38 Comcare submitted that Ms Hutchinson's main concern seemed to be that there was evidence that had not been taken into account. It is true that the contents of the first ground of the application leave it open to characterise Ms Hutchinson's claim as essentially one of merits review. But considering it in the context of her oral submissions and the history of her dealings with Comcare persuades me, on balance, that it should not be characterised that way. Ms Hutchinson feels aggrieved by what she says has been bias and prejudgment on Comcare's part over a long course of dealings and decisions. That feeling might turn out to have no objective foundation, but as I have explained I must proceed on the assumption that it does. Therefore, while there is some force in Comcare's concern about the futility of the matter being remitted to it for a fifth time, there may well be practical utility in findings of this court identifying occasions on which Comcare has acted in a way that displays bias or prejudgment. It must be understood, however, that I express these views tentatively for the purposes of an interlocutory application; unfettered by the assumption I have referred to, and after considering full evidence, I may well reach different conclusions at trial.
39 Given my preliminary views, I consider that in the particular circumstances of this case, s 64 of the SRC Act together with the AAT Act do not make adequate provision for review of the decision of the delegate of 11 June 2020. Comcare did not dispute the proposition that the powers and procedures of the AAT are not adapted to make determinations about whether the delegate denied procedural fairness. In a situation where that is the substance of the relief that an applicant seeks, and there is no basis to dismiss that as colourable, I consider that the court's discretion under s 10(2)(b)(ii) is not enlivened.
40 Comcare did say, however, that if the AAT were to make an independent and impartial determination on the merits, as it can be expected to do, that would 'cure' any concerns about denial of natural justice. But I do not think it follows that the AAT review for which provision is made in the legislation is 'adequate' in the circumstances of this application. If the purpose of an application is to vindicate concerns that an applicant has about the process that the original decision maker followed, and those concerns are not incoherent or colourable, and there may be practical utility in having them vindicated in that way, then it seems to me that a different procedure that is not well adapted to achieving that vindication cannot be said to be 'adequate'.

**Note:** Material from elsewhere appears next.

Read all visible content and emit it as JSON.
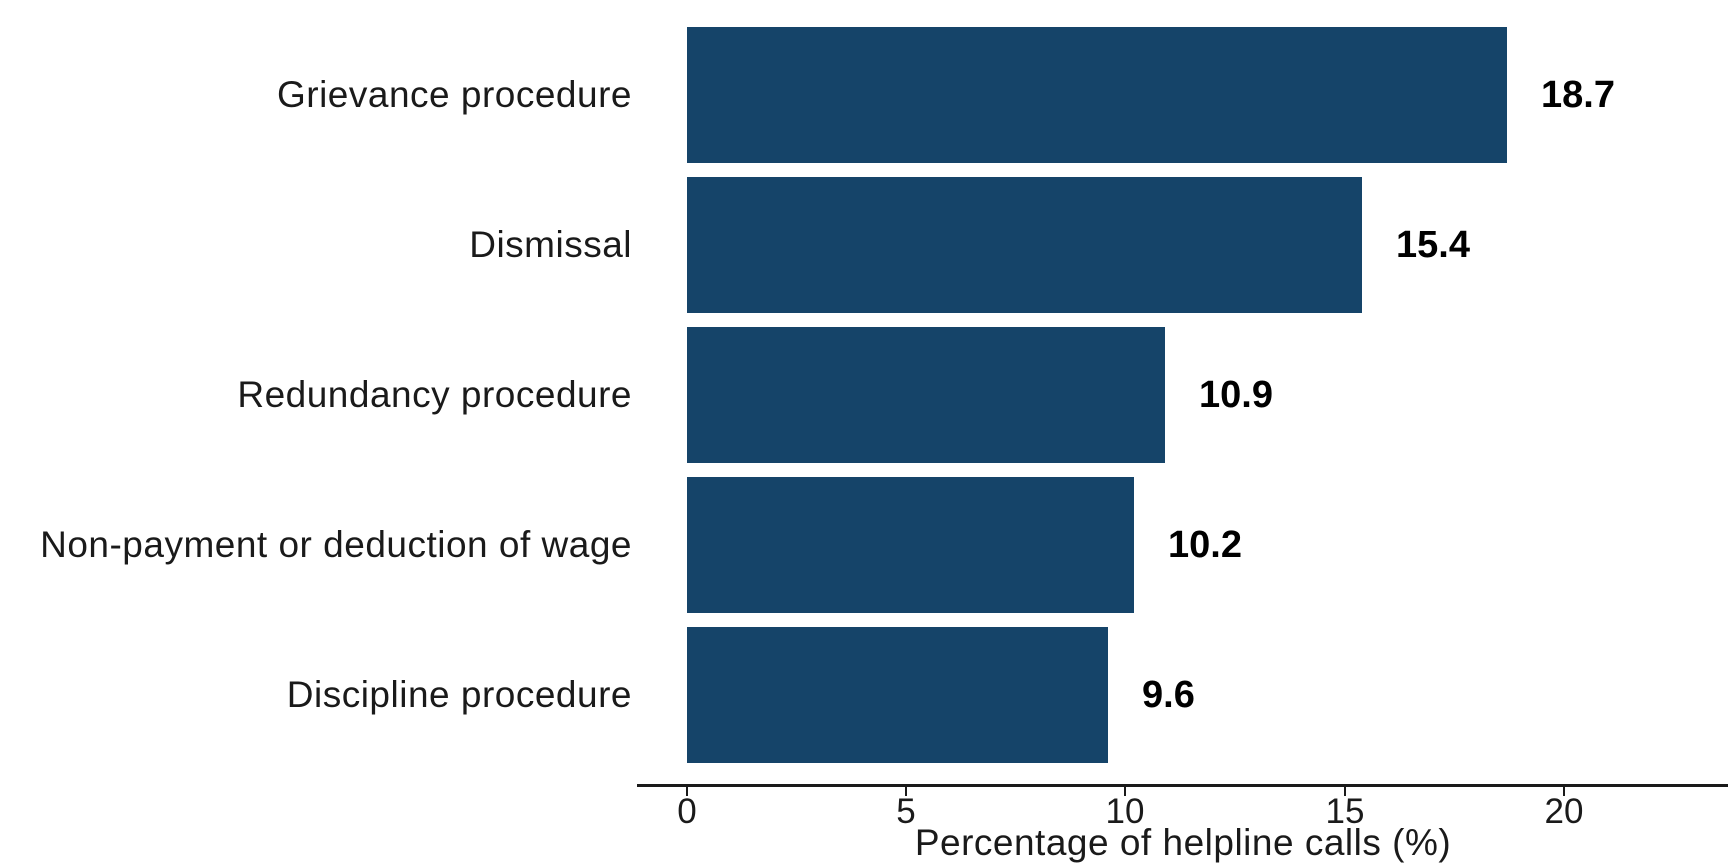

41 There was a suggestion in Comcare's submissions that if Ms Hutchinson's purpose in making the application for reconsideration to Comcare was to procure a vehicle for her to pursue a determination in this court that Comcare had denied her procedural fairness, that could be an abuse of the process. But the process said to be abused there was the process of reconsideration by Comcare. Comcare accepted that pursuing a determination of that kind in this court was not, without more, an abuse of the process of this court, and it did not submit that any other abuse infected Ms Hutchinson's application in this proceeding.